Durante o projecto encontrámos várias situações desse tipo. Ajudámos muitas pessoas sem documentação, a conseguirem o registo no consulado, a terem o cartão de cidadão. Isto é um problema delicado e passa muito pelo direito à morada. Qualquer pessoa tem de ter direito a ter um lugar de residência, um sítio onde receber a correspondência, uma confirmação de consulta. É uma das necessidades que identificámos. Os albergues não dão para todos. Ao longo do projecto acompanhamos sem-abrigo 24 horas por dia e uma das coisas que temos de ajustar são os horários dos balneários públicos. Se os sem-abrigo acordam entre as 6h e as 7h,  não podem abrir apenas às 8h ou 9h. Ninguém espera duas horas para lavar os dentes. Temos de adaptar a oferta e a realidade. Se puderem fazer a higiene diariamente, talvez mantenham uma motivação para procurar trabalho. Se não puderem estar bem apresentados, inibem-se de tentar. Isto é fácil de resolver.  

Que mais necessidades há?

Outro défice é nas respostas para pessoas com problemas mentais. Na Santa Casa estamos disponíveis para inovar, mas isto tem de ser um trabalho de toda a sociedade. A noite de quinta-feira para mim foi surpreendente. Em três dias mobilizámos mais de 800 voluntários, de juntas de freguesia a associações de moradores, estudantes, polícia, bombeiros. Tivemos a cidade connosco e isso é fundamental para afirmar que não há falta de recursos na cidade. O mais importante, que é a disponibilidade, tivemos a prova provada dela com esta acção. Às vezes é tão importante a ajuda que vem de um sorriso e de um bom dia como a roupa que se distribui ou a carrinha que dá comida.
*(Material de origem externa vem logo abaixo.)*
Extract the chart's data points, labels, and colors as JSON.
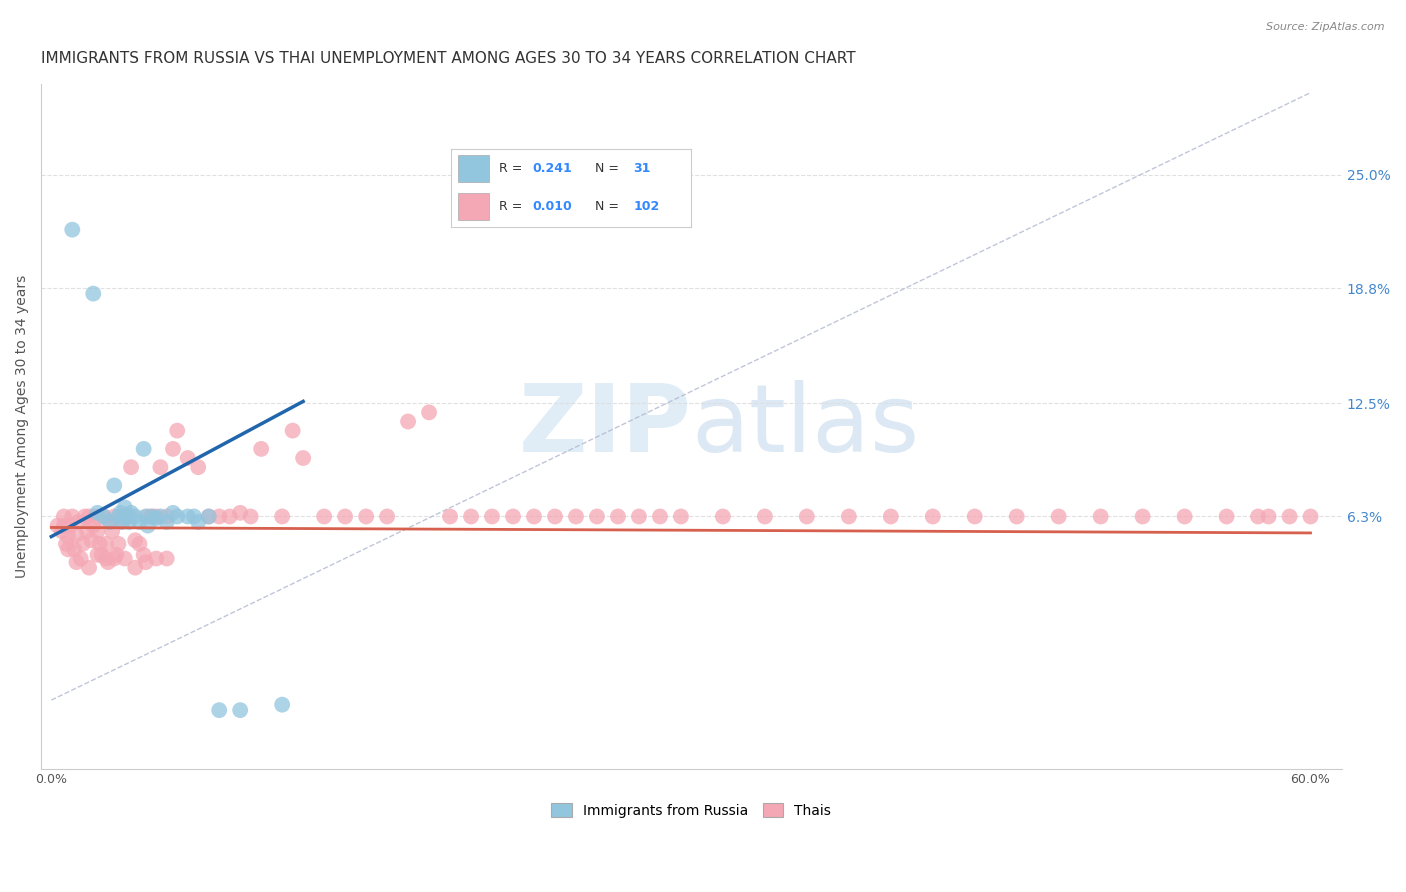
{
  "title": "IMMIGRANTS FROM RUSSIA VS THAI UNEMPLOYMENT AMONG AGES 30 TO 34 YEARS CORRELATION CHART",
  "source": "Source: ZipAtlas.com",
  "ylabel": "Unemployment Among Ages 30 to 34 years",
  "xlim": [
    -0.005,
    0.615
  ],
  "ylim": [
    -0.075,
    0.3
  ],
  "ytick_positions": [
    0.063,
    0.125,
    0.188,
    0.25
  ],
  "yticklabels": [
    "6.3%",
    "12.5%",
    "18.8%",
    "25.0%"
  ],
  "russia_color": "#92c5de",
  "thai_color": "#f4a7b4",
  "russia_line_color": "#2166ac",
  "thai_line_color": "#d6604d",
  "diag_color": "#aaaacc",
  "background_color": "#ffffff",
  "grid_color": "#dddddd",
  "title_fontsize": 11,
  "axis_label_fontsize": 10,
  "tick_fontsize": 9,
  "russia_scatter_x": [
    0.01,
    0.02,
    0.022,
    0.025,
    0.028,
    0.03,
    0.032,
    0.033,
    0.034,
    0.035,
    0.036,
    0.037,
    0.038,
    0.04,
    0.042,
    0.044,
    0.045,
    0.046,
    0.048,
    0.05,
    0.052,
    0.055,
    0.058,
    0.06,
    0.065,
    0.068,
    0.07,
    0.075,
    0.08,
    0.09,
    0.11
  ],
  "russia_scatter_y": [
    0.22,
    0.185,
    0.065,
    0.063,
    0.06,
    0.08,
    0.063,
    0.065,
    0.06,
    0.068,
    0.063,
    0.06,
    0.065,
    0.063,
    0.06,
    0.1,
    0.063,
    0.058,
    0.063,
    0.062,
    0.063,
    0.06,
    0.065,
    0.063,
    0.063,
    0.063,
    0.06,
    0.063,
    -0.043,
    -0.043,
    -0.04
  ],
  "thai_scatter_x": [
    0.003,
    0.005,
    0.006,
    0.007,
    0.008,
    0.009,
    0.01,
    0.011,
    0.012,
    0.013,
    0.014,
    0.015,
    0.016,
    0.017,
    0.018,
    0.019,
    0.02,
    0.021,
    0.022,
    0.023,
    0.024,
    0.025,
    0.026,
    0.027,
    0.028,
    0.029,
    0.03,
    0.031,
    0.032,
    0.033,
    0.034,
    0.035,
    0.037,
    0.038,
    0.04,
    0.042,
    0.044,
    0.046,
    0.048,
    0.05,
    0.052,
    0.055,
    0.058,
    0.06,
    0.065,
    0.07,
    0.075,
    0.08,
    0.085,
    0.09,
    0.095,
    0.1,
    0.11,
    0.115,
    0.12,
    0.13,
    0.14,
    0.15,
    0.16,
    0.17,
    0.18,
    0.19,
    0.2,
    0.21,
    0.22,
    0.23,
    0.24,
    0.25,
    0.26,
    0.27,
    0.28,
    0.29,
    0.3,
    0.32,
    0.34,
    0.36,
    0.38,
    0.4,
    0.42,
    0.44,
    0.46,
    0.48,
    0.5,
    0.52,
    0.54,
    0.56,
    0.575,
    0.58,
    0.59,
    0.6,
    0.006,
    0.008,
    0.012,
    0.018,
    0.022,
    0.026,
    0.03,
    0.035,
    0.04,
    0.045,
    0.05,
    0.055
  ],
  "thai_scatter_y": [
    0.058,
    0.055,
    0.063,
    0.048,
    0.052,
    0.058,
    0.063,
    0.045,
    0.053,
    0.06,
    0.04,
    0.048,
    0.063,
    0.055,
    0.063,
    0.05,
    0.058,
    0.063,
    0.055,
    0.048,
    0.042,
    0.063,
    0.04,
    0.038,
    0.06,
    0.055,
    0.063,
    0.042,
    0.048,
    0.06,
    0.063,
    0.063,
    0.063,
    0.09,
    0.05,
    0.048,
    0.042,
    0.063,
    0.063,
    0.063,
    0.09,
    0.063,
    0.1,
    0.11,
    0.095,
    0.09,
    0.063,
    0.063,
    0.063,
    0.065,
    0.063,
    0.1,
    0.063,
    0.11,
    0.095,
    0.063,
    0.063,
    0.063,
    0.063,
    0.115,
    0.12,
    0.063,
    0.063,
    0.063,
    0.063,
    0.063,
    0.063,
    0.063,
    0.063,
    0.063,
    0.063,
    0.063,
    0.063,
    0.063,
    0.063,
    0.063,
    0.063,
    0.063,
    0.063,
    0.063,
    0.063,
    0.063,
    0.063,
    0.063,
    0.063,
    0.063,
    0.063,
    0.063,
    0.063,
    0.063,
    0.058,
    0.045,
    0.038,
    0.035,
    0.042,
    0.048,
    0.04,
    0.04,
    0.035,
    0.038,
    0.04,
    0.04
  ]
}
E são coisas que não podem estar dissociadas. E isso foi uma vantagem do nosso projecto desde o início: levou para o terreno equipas multidisciplinares com disponibilidade para ouvir. Fizeram os inquéritos sentados no chão. E neste período, por causa disso, foi possível tirar pessoas da rua com a maior das facilidades.

Como é possível cortar-se uma bolsa como aconteceu com o Cláudio sem antecipar o impacto disso?

Provavelmente há uma descoordenação grande entre entidades que deviam convergir. Porque é que acontece, não sei. Que temos de fazer alguma coisa, temos.